The ‘Dark Peak’, the land to the south and east of Macclesfield rising up above the Cheshire plain, is a wild place. We are in England though, and even here in the North, things are only mildly wild. This is no wilderness, we are only 25 miles from Manchester, once the ‘workshop of the world’. The area is criss-crossed with (exciting narrow) roads and dotted with farms, but is not totally domesticated or defined by human control. Some 600 years ago its primary purpose was for hunting, as the place name Wildboarclough reminds us. I recently visited a wild place here which is geologically interesting but also spooky, with echoes of medieval violence.
The primary colour of this land is green. Note how even the stone walls are green, because the sandstone rock is covered with moss. The wooded hillside you see is a dip-slope – the slope follows the upper surface of a layer of durable coarse sandstone. The woods contain a magical secret place, which is where we are headed.
Our destination is best reached via Gradbach. This contains an old silk mill, where in the 19th Century water-power was used to drive machinery to weave silk. Such places (more usually involving cotton weaving) were the nursery of the industrial revolution. Water power was soon replaced by coal-fired steam power and production shifted from rivers in the middle of nowhere into big cities such as Manchester. Though far from rivers, the new buildings full of looms were still called mills. The Gradbach mill is now a Youth Hostel, giving children a taste of the wild.
Once across the river and in the woods, everything seems normal. You walk up some muddy paths and you reach a set of small crags. Carboniferous sandstone, coarse grained and with cross bedding – very typical of the area. Note the green algae staining.
Sitting within these woods, almost hidden amongst the undergrowth is an entrance to another world.

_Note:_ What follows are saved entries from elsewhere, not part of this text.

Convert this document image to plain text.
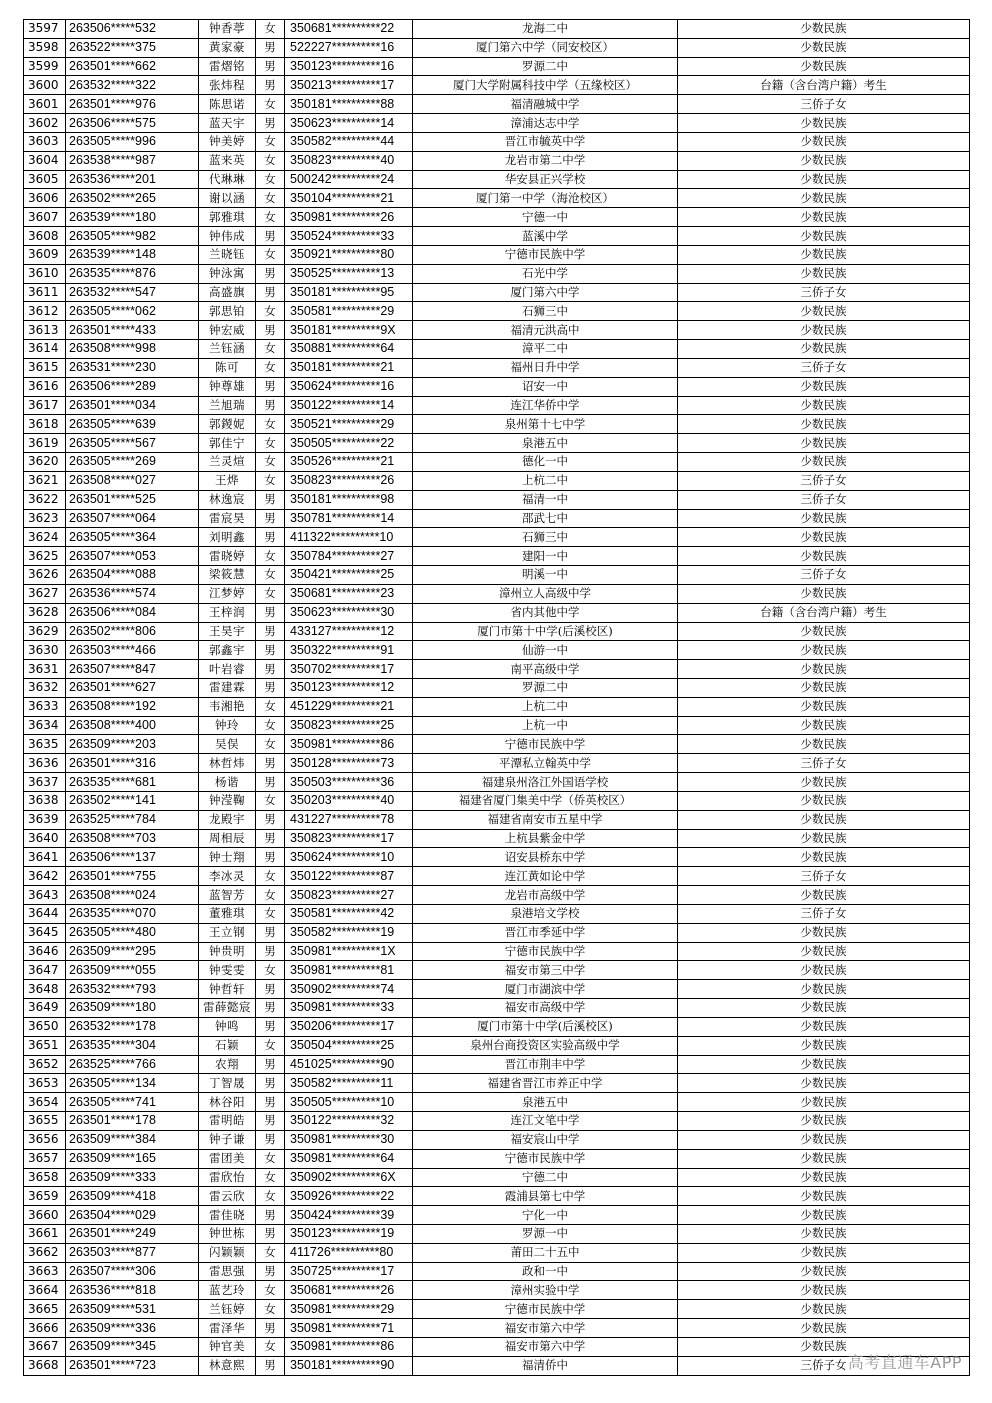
3597	263506*****532	钟香葶	女	350681**********22	龙海二中	少数民族
3598	263522*****375	黄家豪	男	522227**********16	厦门第六中学（同安校区）	少数民族
3599	263501*****662	雷熠铭	男	350123**********16	罗源二中	少数民族
3600	263532*****322	张炜程	男	350213**********17	厦门大学附属科技中学（五缘校区）	台籍（含台湾户籍）考生
3601	263501*****976	陈思诺	女	350181**********88	福清融城中学	三侨子女
3602	263506*****575	蓝天宇	男	350623**********14	漳浦达志中学	少数民族
3603	263505*****996	钟美婷	女	350582**********44	晋江市毓英中学	少数民族
3604	263538*****987	蓝来英	女	350823**********40	龙岩市第二中学	少数民族
3605	263536*****201	代琳琳	女	500242**********24	华安县正兴学校	少数民族
3606	263502*****265	谢以涵	女	350104**********21	厦门第一中学（海沧校区）	少数民族
3607	263539*****180	郭雅琪	女	350981**********26	宁德一中	少数民族
3608	263505*****982	钟伟成	男	350524**********33	蓝溪中学	少数民族
3609	263539*****148	兰晓钰	女	350921**********80	宁德市民族中学	少数民族
3610	263535*****876	钟泳寓	男	350525**********13	石光中学	少数民族
3611	263532*****547	高盛旗	男	350181**********95	厦门第六中学	三侨子女
3612	263505*****062	郭思铂	女	350581**********29	石狮三中	少数民族
3613	263501*****433	钟宏威	男	350181**********9X	福清元洪高中	少数民族
3614	263508*****998	兰钰涵	女	350881**********64	漳平二中	少数民族
3615	263531*****230	陈可	女	350181**********21	福州日升中学	三侨子女
3616	263506*****289	钟尊雄	男	350624**********16	诏安一中	少数民族
3617	263501*****034	兰旭瑞	男	350122**********14	连江华侨中学	少数民族
3618	263505*****639	郭鍐妮	女	350521**********29	泉州第十七中学	少数民族
3619	263505*****567	郭佳宁	女	350505**********22	泉港五中	少数民族
3620	263505*****269	兰灵煊	女	350526**********21	德化一中	少数民族
3621	263508*****027	王烨	女	350823**********26	上杭二中	三侨子女
3622	263501*****525	林逸宸	男	350181**********98	福清一中	三侨子女
3623	263507*****064	雷宸昊	男	350781**********14	邵武七中	少数民族
3624	263505*****364	刘明鑫	男	411322**********10	石狮三中	少数民族
3625	263507*****053	雷晓婷	女	350784**********27	建阳一中	少数民族
3626	263504*****088	梁筱慧	女	350421**********25	明溪一中	三侨子女
3627	263536*****574	江梦婷	女	350681**********23	漳州立人高级中学	少数民族
3628	263506*****084	王梓润	男	350623**********30	省内其他中学	台籍（含台湾户籍）考生
3629	263502*****806	王昊宇	男	433127**********12	厦门市第十中学(后溪校区)	少数民族
3630	263503*****466	郭鑫宇	男	350322**********91	仙游一中	少数民族
3631	263507*****847	叶岩睿	男	350702**********17	南平高级中学	少数民族
3632	263501*****627	雷建霖	男	350123**********12	罗源二中	少数民族
3633	263508*****192	韦湘艳	女	451229**********21	上杭二中	少数民族
3634	263508*****400	钟玲	女	350823**********25	上杭一中	少数民族
3635	263509*****203	吴俣	女	350981**********86	宁德市民族中学	少数民族
3636	263501*****316	林哲炜	男	350128**********73	平潭私立翰英中学	三侨子女
3637	263535*****681	杨谐	男	350503**********36	福建泉州洛江外国语学校	少数民族
3638	263502*****141	钟滢鞠	女	350203**********40	福建省厦门集美中学（侨英校区）	少数民族
3639	263525*****784	龙殿宇	男	431227**********78	福建省南安市五星中学	少数民族
3640	263508*****703	周相辰	男	350823**********17	上杭县紫金中学	少数民族
3641	263506*****137	钟士翔	男	350624**********10	诏安县桥东中学	少数民族
3642	263501*****755	李冰灵	女	350122**********87	连江黄如论中学	三侨子女
3643	263508*****024	蓝智芳	女	350823**********27	龙岩市高级中学	少数民族
3644	263535*****070	董雅琪	女	350581**********42	泉港培文学校	三侨子女
3645	263505*****480	王立钢	男	350582**********19	晋江市季延中学	少数民族
3646	263509*****295	钟贵明	男	350981**********1X	宁德市民族中学	少数民族
3647	263509*****055	钟雯雯	女	350981**********81	福安市第三中学	少数民族
3648	263532*****793	钟哲轩	男	350902**********74	厦门市湖滨中学	少数民族
3649	263509*****180	雷薛懿宸	男	350981**********33	福安市高级中学	少数民族
3650	263532*****178	钟鸣	男	350206**********17	厦门市第十中学(后溪校区)	少数民族
3651	263535*****304	石颖	女	350504**********25	泉州台商投资区实验高级中学	少数民族
3652	263525*****766	农翔	男	451025**********90	晋江市荆丰中学	少数民族
3653	263505*****134	丁智晟	男	350582**********11	福建省晋江市养正中学	少数民族
3654	263505*****741	林谷阳	男	350505**********10	泉港五中	少数民族
3655	263501*****178	雷明皓	男	350122**********32	连江文笔中学	少数民族
3656	263509*****384	钟子谦	男	350981**********30	福安宸山中学	少数民族
3657	263509*****165	雷团美	女	350981**********64	宁德市民族中学	少数民族
3658	263509*****333	雷欣怡	女	350902**********6X	宁德二中	少数民族
3659	263509*****418	雷云欣	女	350926**********22	霞浦县第七中学	少数民族
3660	263504*****029	雷佳晓	男	350424**********39	宁化一中	少数民族
3661	263501*****249	钟世栋	男	350123**********19	罗源一中	少数民族
3662	263503*****877	闪颖颖	女	411726**********80	莆田二十五中	少数民族
3663	263507*****306	雷思强	男	350725**********17	政和一中	少数民族
3664	263536*****818	蓝艺玲	女	350681**********26	漳州实验中学	少数民族
3665	263509*****531	兰钰婷	女	350981**********29	宁德市民族中学	少数民族
3666	263509*****336	雷泽华	男	350981**********71	福安市第六中学	少数民族
3667	263509*****345	钟官美	女	350981**********86	福安市第六中学	少数民族
3668	263501*****723	林意熙	男	350181**********90	福清侨中	三侨子女 高考直通车APP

You walk down a little way and you are in a deep dark space like nowhere else I’ve ever been. The air is cool, muffled and moist. Every surface is damp and green. The sky above seems a very long way away, peeking down between two great walls of sandstone, covered in ferns, moss and liverworts. A place that is neither underground or above ground, a chasm not a cave, a rocky place full of plants. This is Ludchurch.
Geologically, this is a large landslip, of unknown age. The bedding planes in the rock, the Roaches Grit, are sloping down hill. A weak layer, probably shale, allows movement sideways and the rock parts along vertical joint planes. A chunk of rock 100s of metres long has slid a few metres downhill, creating a hole in the ground that’s filled with plants and mystery.
What did the medieval inhabitants of the land make of it? Without our modern day paths, the most obvious way to encounter Ludchurch is to ride over the top and fall to your death into it. Even now dead sheep can be found at the bottom. Over the years Ludchurch has gathered many myths and stories and inspired a great work of literature.
Sir Gawain and the Green Knight is a complex story from the late 14th Century. Sir Gawain, of King Arthur’s court, gets involved in a ‘beheading game’ with a mysterious Green Knight (like you do). The climax of the story takes place in a Green Chapel. The story is written in a Cheshire dialect, now extinct but recognisable only a few generations ago. Many scholars have linked the Green Chapel directly to Ludchurch itself. That a local man writing a story of the supernatural would be inspired by Ludchurch makes perfect sense to me.
The Green Knight has been linked to the Green Man, a common carved or painted figure in old English churches. It represents a pagan vegetative deity, a figure who embodies the growth cycle of plants. Such a figure would certainly like Ludchurch, covered with plants as it is. The fact that it is made of Carboniferous rocks is appropriate too. This was a time when the air was rich in oxygen, supporting vigorous forests – a golden time for a Green Man. How appropriate then that a block on the base of Ludchurch shows a plant fossil, partly covered in moss and liverworts.
Spooky postscript
I visited Ludchurch during a week’s holiday based in the area. On an earlier day I’d visited the Manifold valley in search of interesting rocks to tell you about (watch this space).
On this other trip I photographed a crag of massive reef limestone. When later researching the link between the Green Chapel and Ludchurch, I found a website that decided that a limestone cave at Wetton Mill was a better fit for the Green Chapel. The name sounded familiar – I clicked on their photo and found a picture of the same crag from the same spot!
This is purely a coincidence of course. The nature of things is that wildly improbable coincidences happen all the time. It still made the hair on the back of my neck stand up.
A note on nomenclature. Ludchurch is more popularly known as Lud’s Church, but my father, who holidayed here in the 1940s and has always lived nearby, knows it by the non-possessive version that I’ve used. There are many suggestions as to who Lud was, which means no-one knows, but for sure it is nothing to do with the Luddites. Don’t let anyone tell you otherwise.
The Gawain poet rather wonderfully calls the Green Chapel “no-but an old cave” the point being that when Gawain comes to it it’s nothing as spectacular or spooky as we and Gawain have been led to believe–rather a let-down in fact. Lud’s Church is far too mysterious and impressive a site to fit this bill and is not, moreover, a cave.